I won't spoil the rest of the film for you in case you haven't seen it, but suffice to say that the last 20 minutes or so of Halloween H20 are very satisfying stuff. Laurie and Michael put each other through the wringer in a cat-and-mouse battle that encompasses the entire school before a finale that would've ... and should've ... been the perfect ending to the "Halloween" film series once and for all. (But of course, they had to go and make Halloween: Resurrection in 2002 and screw it all up. *SIGH*...)
Summing it up...
H20 is not a perfect film by any means, but it is a heck of a lot of fun nonetheless, and it's certainly leagues ahead of any of the three preceding films. Director Steve Miner knows a thing or two about slasher flicks (he's also got two "Friday the 13th" films on his resume), so rather than going for an out-and-out gore fest, he sets up Halloween H20 as a slow burner that builds to an action packed finale.
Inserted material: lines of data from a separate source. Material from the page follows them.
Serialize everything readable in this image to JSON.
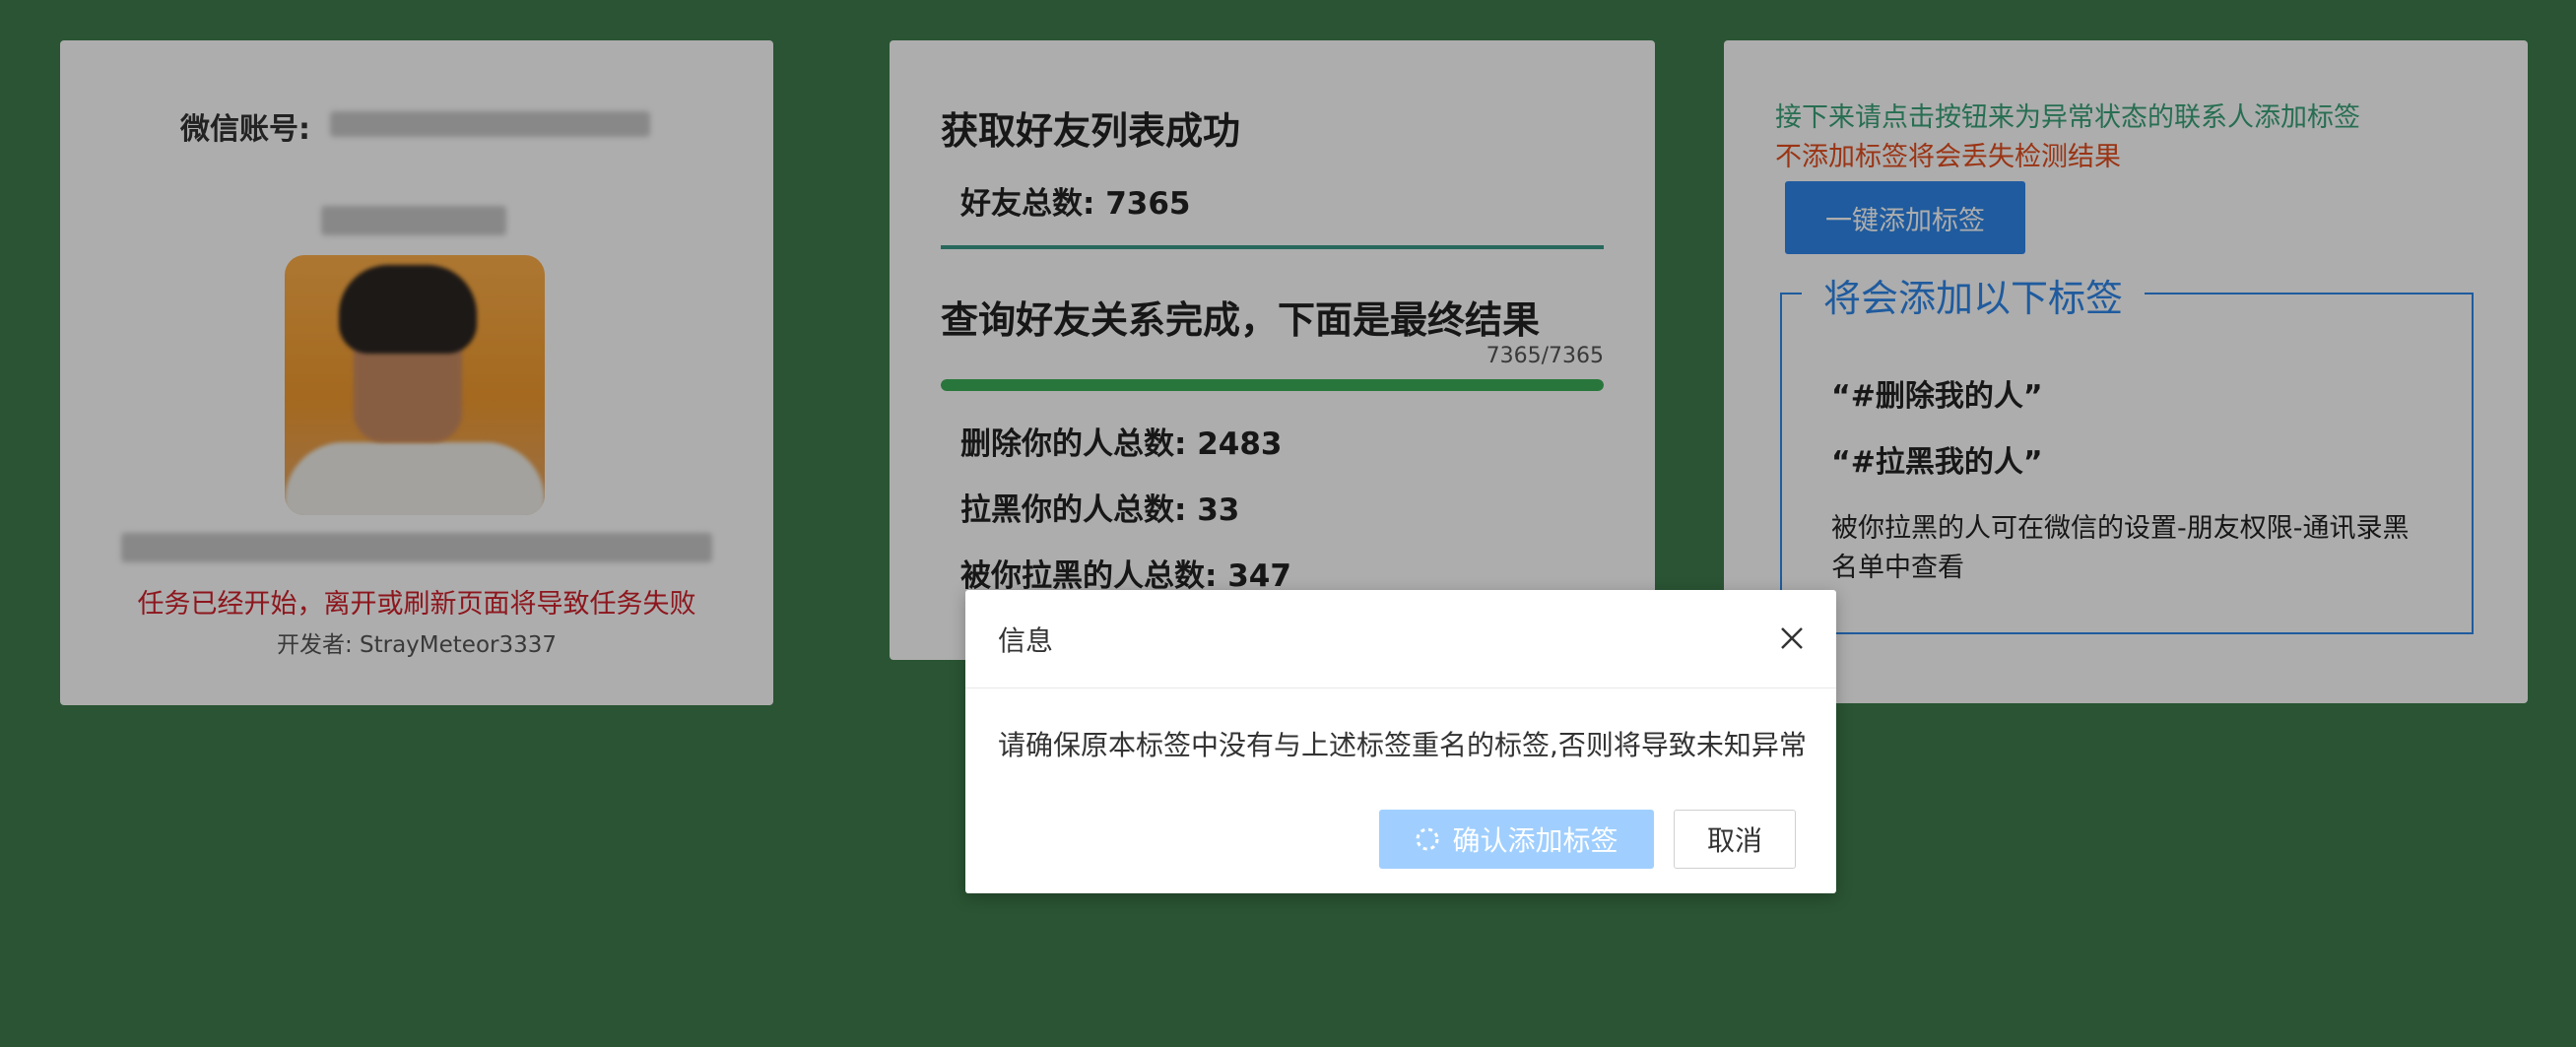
{
  "left_card": {
    "account_label": "微信账号:",
    "warning": "任务已经开始，离开或刷新页面将导致任务失败",
    "developer": "开发者: StrayMeteor3337"
  },
  "middle_card": {
    "title_friends": "获取好友列表成功",
    "friends_total": "好友总数: 7365",
    "title_result": "查询好友关系完成，下面是最终结果",
    "progress_text": "7365/7365",
    "progress_fraction": 1.0,
    "deleted_count": "删除你的人总数: 2483",
    "blocked_you_count": "拉黑你的人总数: 33",
    "blocked_by_you_count": "被你拉黑的人总数: 347"
  },
  "right_card": {
    "tip_line1": "接下来请点击按钮来为异常状态的联系人添加标签",
    "tip_line2": "不添加标签将会丢失检测结果",
    "add_button": "一键添加标签",
    "legend": "将会添加以下标签",
    "tag1": "“#删除我的人”",
    "tag2": "“#拉黑我的人”",
    "note": "被你拉黑的人可在微信的设置-朋友权限-通讯录黑名单中查看"
  },
  "dialog": {
    "title": "信息",
    "message": "请确保原本标签中没有与上述标签重名的标签,否则将导致未知异常",
    "confirm_button": "确认添加标签",
    "cancel_button": "取消",
    "close_icon": "close-icon",
    "spinner_icon": "loading-spinner-icon"
  },
  "colors": {
    "background": "#3f7c4c",
    "primary": "#2f86e9",
    "danger": "#d0212b",
    "success": "#3cae57",
    "tip_green": "#3aa37a",
    "tip_orange": "#e34d1e"
  }
}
Curtis seems to be having a blast slipping back into the role that made her famous, and though the younger cast members do their jobs well enough, only Hartnett and Williams have enough screen time to show much personality, and rapper LL Cool J is more or less wasted in a thankless bit part as the school's security guard.
Sharp-eyed genre fans will appreciate the little in-joke featuring Janet Leigh of "Psycho" fame (she also happens to be Jamie Lee Curtis' mother) as well as numerous nods to the original films.
Halloween H20 can be purchased for around five bucks from the fine folks at Echo Bridge Entertainment, a budget label which distributes a number of Dimension/Miramax's back catalog titles (including Halloween 5 and 6, as well as their other genre series like Hellraiser, From Dusk Til Dawn, and Children of the Corn). The single-disc DVD is bare-bones and lacks any special features, but for such a bargain price, most "Halloween" fans aren't likely to complain. My advice: skip "5" and "6" and go right to this one. This film, along with the first two, are the only "Halloween" flicks you really need.